# Real Time Object Detection for Blind People

This project aims to develop an assistive technology solution that enhances the independence and safety of visually impaired individuals. By integrating advanced computer vision techniques, this system will provide real-time feedback about the user's surroundings, helping them navigate and interact with their environment more effectively. The process is divided into 4 steps which are as follows :-

### Step 1: Download and import dependencies

Download all the dependencies imported below and run the below cell

In [None]:
from transformers import DPTImageProcessor, DPTForDepthEstimation, DetrImageProcessor, DetrForObjectDetection
import torch
import numpy as np
import cv2
import winsound

### Step 2: Initialise the models

Run the below cell if you do not have a lot of computation power you can visit the hugginface (https://huggingface.co/models) website and try small models from the website you just need to replace the name of models specified below.

In [None]:
depth_processor = DPTImageProcessor.from_pretrained("Intel/dpt-large")
depth_model = DPTForDepthEstimation.from_pretrained("Intel/dpt-large")
objd_processor = DetrImageProcessor.from_pretrained("facebook/detr-resnet-50")
objd_model = DetrForObjectDetection.from_pretrained("facebook/detr-resnet-50")

### Step 3: Write the Logic

The below cell shows the logic for the predictions.
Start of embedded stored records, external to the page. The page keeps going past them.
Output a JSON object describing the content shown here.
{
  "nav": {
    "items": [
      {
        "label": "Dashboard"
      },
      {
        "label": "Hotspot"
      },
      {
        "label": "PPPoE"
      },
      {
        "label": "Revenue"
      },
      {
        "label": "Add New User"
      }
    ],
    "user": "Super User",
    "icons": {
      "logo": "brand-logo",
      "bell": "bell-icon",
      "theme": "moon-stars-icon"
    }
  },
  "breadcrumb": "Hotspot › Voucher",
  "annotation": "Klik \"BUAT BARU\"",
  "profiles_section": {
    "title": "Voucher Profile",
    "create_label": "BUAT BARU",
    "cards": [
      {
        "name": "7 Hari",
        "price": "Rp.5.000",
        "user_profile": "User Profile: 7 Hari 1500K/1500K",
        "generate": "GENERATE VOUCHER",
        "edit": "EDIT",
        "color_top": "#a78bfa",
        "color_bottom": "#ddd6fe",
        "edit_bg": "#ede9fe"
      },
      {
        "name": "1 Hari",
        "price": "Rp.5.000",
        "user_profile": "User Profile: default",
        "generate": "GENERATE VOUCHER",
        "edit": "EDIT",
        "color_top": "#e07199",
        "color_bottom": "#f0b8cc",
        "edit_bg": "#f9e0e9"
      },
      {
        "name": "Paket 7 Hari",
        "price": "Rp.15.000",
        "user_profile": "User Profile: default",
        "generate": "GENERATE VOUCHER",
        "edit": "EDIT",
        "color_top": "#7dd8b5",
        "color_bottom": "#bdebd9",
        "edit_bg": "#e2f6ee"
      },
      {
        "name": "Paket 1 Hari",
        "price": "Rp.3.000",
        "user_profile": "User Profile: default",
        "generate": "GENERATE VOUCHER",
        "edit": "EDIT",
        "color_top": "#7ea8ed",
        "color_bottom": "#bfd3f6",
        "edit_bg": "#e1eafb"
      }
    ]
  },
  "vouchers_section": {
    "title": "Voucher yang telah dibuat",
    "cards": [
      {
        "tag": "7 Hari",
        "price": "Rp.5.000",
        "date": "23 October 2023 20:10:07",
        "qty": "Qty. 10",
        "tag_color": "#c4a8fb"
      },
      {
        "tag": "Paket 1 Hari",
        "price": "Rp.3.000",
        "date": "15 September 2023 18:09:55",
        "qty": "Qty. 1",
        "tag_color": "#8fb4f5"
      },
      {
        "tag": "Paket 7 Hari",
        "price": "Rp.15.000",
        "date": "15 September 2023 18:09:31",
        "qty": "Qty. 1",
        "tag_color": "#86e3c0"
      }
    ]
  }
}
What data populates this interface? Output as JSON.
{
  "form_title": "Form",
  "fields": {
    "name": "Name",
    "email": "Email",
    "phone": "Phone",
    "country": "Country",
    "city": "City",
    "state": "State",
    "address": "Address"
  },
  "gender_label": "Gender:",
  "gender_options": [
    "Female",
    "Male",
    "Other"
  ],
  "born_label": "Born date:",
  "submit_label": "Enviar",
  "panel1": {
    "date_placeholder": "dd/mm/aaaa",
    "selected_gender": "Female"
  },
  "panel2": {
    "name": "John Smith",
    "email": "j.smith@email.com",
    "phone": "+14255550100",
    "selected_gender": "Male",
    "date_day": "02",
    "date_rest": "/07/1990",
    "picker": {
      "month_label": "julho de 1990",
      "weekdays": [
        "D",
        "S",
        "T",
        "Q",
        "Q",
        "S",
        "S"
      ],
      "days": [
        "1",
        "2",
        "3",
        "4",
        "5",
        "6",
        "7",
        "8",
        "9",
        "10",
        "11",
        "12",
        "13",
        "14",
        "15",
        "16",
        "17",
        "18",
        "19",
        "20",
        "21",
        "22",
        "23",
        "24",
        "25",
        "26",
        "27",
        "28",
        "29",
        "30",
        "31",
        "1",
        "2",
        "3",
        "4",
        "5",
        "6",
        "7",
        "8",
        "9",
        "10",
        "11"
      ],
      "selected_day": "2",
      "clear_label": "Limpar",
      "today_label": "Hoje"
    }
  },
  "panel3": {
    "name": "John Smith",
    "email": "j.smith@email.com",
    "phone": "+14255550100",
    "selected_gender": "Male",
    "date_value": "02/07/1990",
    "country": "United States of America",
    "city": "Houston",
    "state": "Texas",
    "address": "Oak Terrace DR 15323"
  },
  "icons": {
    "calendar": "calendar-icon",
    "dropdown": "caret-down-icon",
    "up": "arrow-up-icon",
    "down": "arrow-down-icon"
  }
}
The function below works in the following way:
1. Get all the objects from the image.
2. Get depth analysis of the image.
3. Check only the depth analysis of the objects from the image.
4. Make a beep sound if the object is close.

In [None]:
def model_logic(image):
    depth_inputs = depth_processor(images=image, return_tensors="pt")
    objd_inputs = objd_processor(images=image, return_tensors="pt")
    with torch.no_grad():
        depth_outputs = depth_model(**depth_inputs)
        predicted_depth = depth_outputs.predicted_depth

    objd_outputs = objd_model(**objd_inputs)
    prediction = torch.nn.functional.interpolate(
        predicted_depth.unsqueeze(1),
        size=image.shape[:2],
        mode="bicubic",
        align_corners=False,
    )

    objd_target = torch.tensor([image.shape[:2]])
    results = objd_processor.post_process_object_detection(objd_outputs, target_sizes=objd_target, threshold=0.9)[0]
    output = prediction.squeeze().cpu().numpy()
    formatted = (output * 255 / np.max(output)).astype("uint8")
    for _, box in zip(results["labels"], results["boxes"]):
        box = [round(i, 2) for i in box.tolist()]
        row1, row2, column1, column2 = box[1], box[3], box[0], box[2]
        cv2.rectangle(formatted, (int(column1), int(row1)), (int(column2), int(row2)), color=(0,0,255), thickness=1)
        new_image = formatted[int(row1):int(row2), int(column1):int(column2)]
        if new_image.max() >= 200:
            frequency = 2500
            duration = 1000
            winsound.Beep(frequency, duration)

### Step 5: Start the camera

Run the below cell to turn your camera on and read the images for predictions. Now point your camera tothe environment and listen to the beep sound.

In [None]:
vid = cv2.VideoCapture(0)
  
while True: 

    ret, frame = vid.read()
    model_logic(frame)
    if cv2.waitKey(1) & 0xFF == ord('q'):  
        break  

vid.release() 
cv2.destroyAllWindows()